Nigel Farage’s entertaining account of his physiotherapy (13 January) unfortunately included a misleading statement about the employment prospects for new members of the profession.

For a brief time in the last decade there was a shortage of jobs, but with rising patient demand from an ageing population and increasing numbers of people with long-term conditions, this was urgently addressed. Following extensive campaigning by the Chartered Society of Physiotherapy, the employment record for new graduates is now very good.

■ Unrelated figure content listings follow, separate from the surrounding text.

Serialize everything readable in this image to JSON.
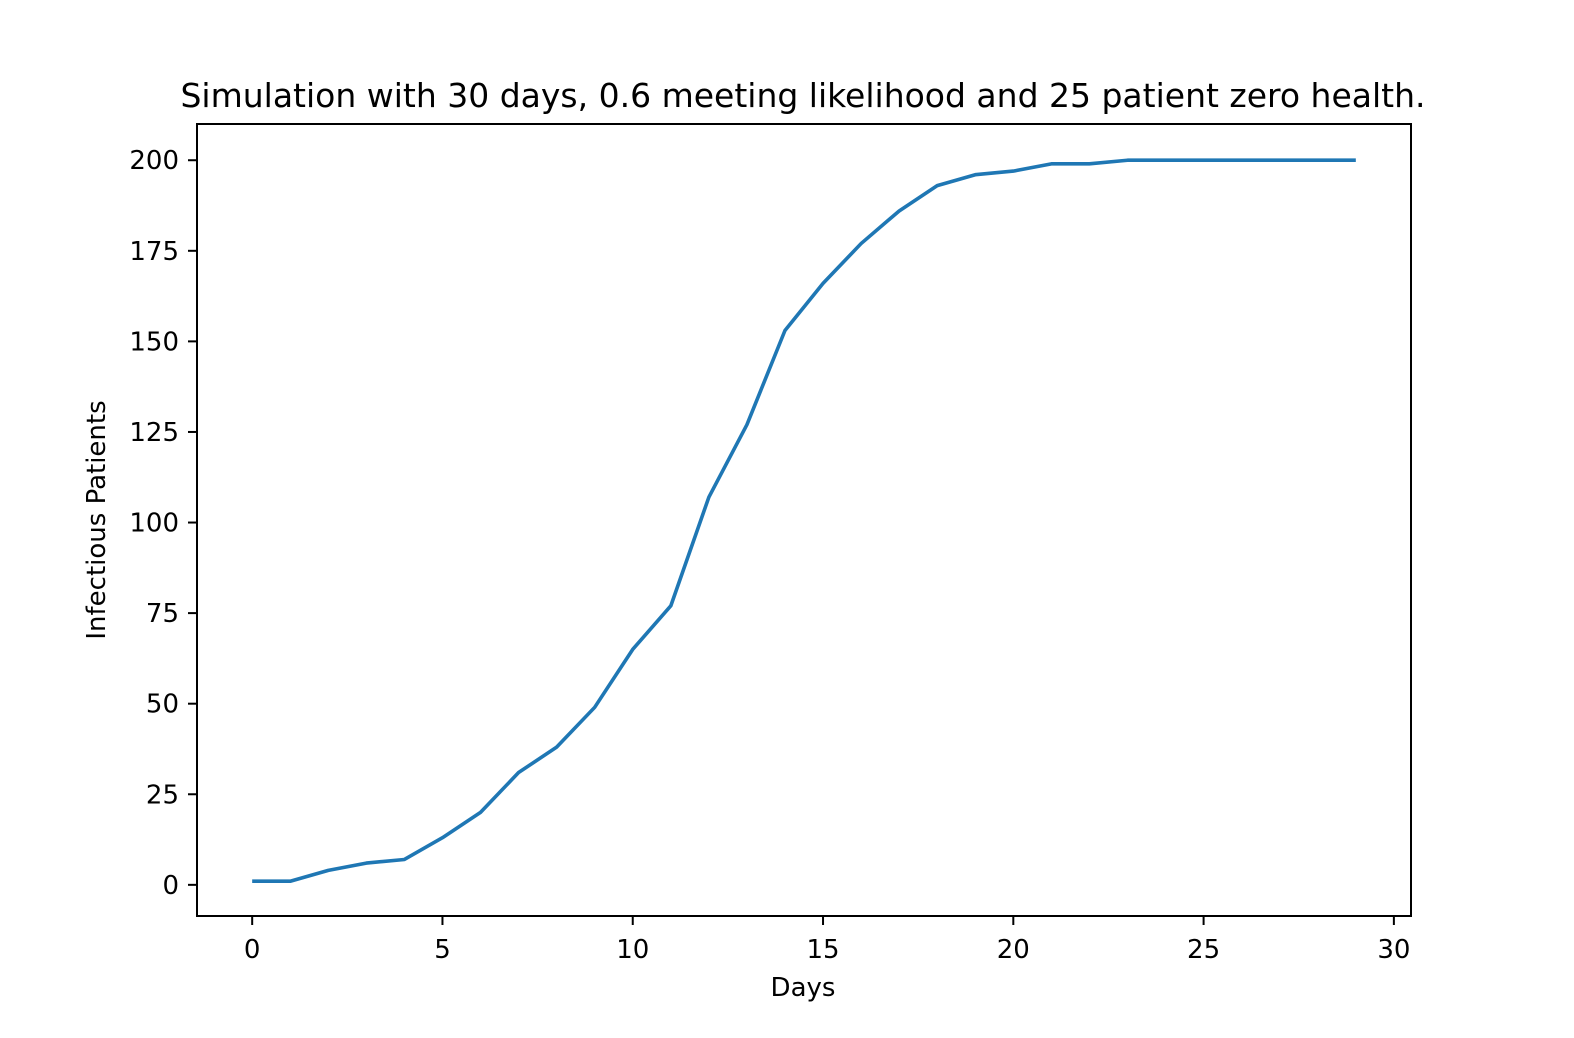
{
  "chart_data": {
    "type": "line",
    "title": "Simulation with 30 days, 0.6 meeting likelihood and 25 patient zero health.",
    "xlabel": "Days",
    "ylabel": "Infectious Patients",
    "xlim": [
      -1.45,
      30.45
    ],
    "ylim": [
      -8.6,
      210
    ],
    "xticks": [
      0,
      5,
      10,
      15,
      20,
      25,
      30
    ],
    "yticks": [
      0,
      25,
      50,
      75,
      100,
      125,
      150,
      175,
      200
    ],
    "xtick_labels": [
      "0",
      "5",
      "10",
      "15",
      "20",
      "25",
      "30"
    ],
    "ytick_labels": [
      "0",
      "25",
      "50",
      "75",
      "100",
      "125",
      "150",
      "175",
      "200"
    ],
    "grid": false,
    "series": [
      {
        "color": "#1f77b4",
        "x": [
          0,
          1,
          2,
          3,
          4,
          5,
          6,
          7,
          8,
          9,
          10,
          11,
          12,
          13,
          14,
          15,
          16,
          17,
          18,
          19,
          20,
          21,
          22,
          23,
          24,
          25,
          26,
          27,
          28,
          29
        ],
        "y": [
          1,
          1,
          4,
          6,
          7,
          13,
          20,
          31,
          38,
          49,
          65,
          77,
          107,
          127,
          153,
          166,
          177,
          186,
          193,
          196,
          197,
          199,
          199,
          200,
          200,
          200,
          200,
          200,
          200,
          200
        ]
      }
    ]
  }
}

In recent years the employment opportunities for physiotherapists have continued to expand in the NHS and in the private and voluntary sectors. This reflects – as Mr Farage’s piece showed – that physiotherapists are playing a key role in getting people back to work and in many cases, preventing the need for any sickness absence in the first place.

We wish him well in his recovery.

Phil Gray

Chief Executive

Chartered Society of Physiotherapy

London WC1

Stay awake at the back of the class

Thank you for Peter Gray’s excellent piece (13 January) arguing that children need less school, less homework, and more time for unstructured play, in order to grow up psychologically healthy and creative.

For headteachers worried that such an approach would ruin their test scores and prejudice their position in the league tables, the solution is reported elsewhere in the same edition: give every child a double espresso at the end of each lesson. It will boost their memory for what they have learned (and keep them awake in the next lesson).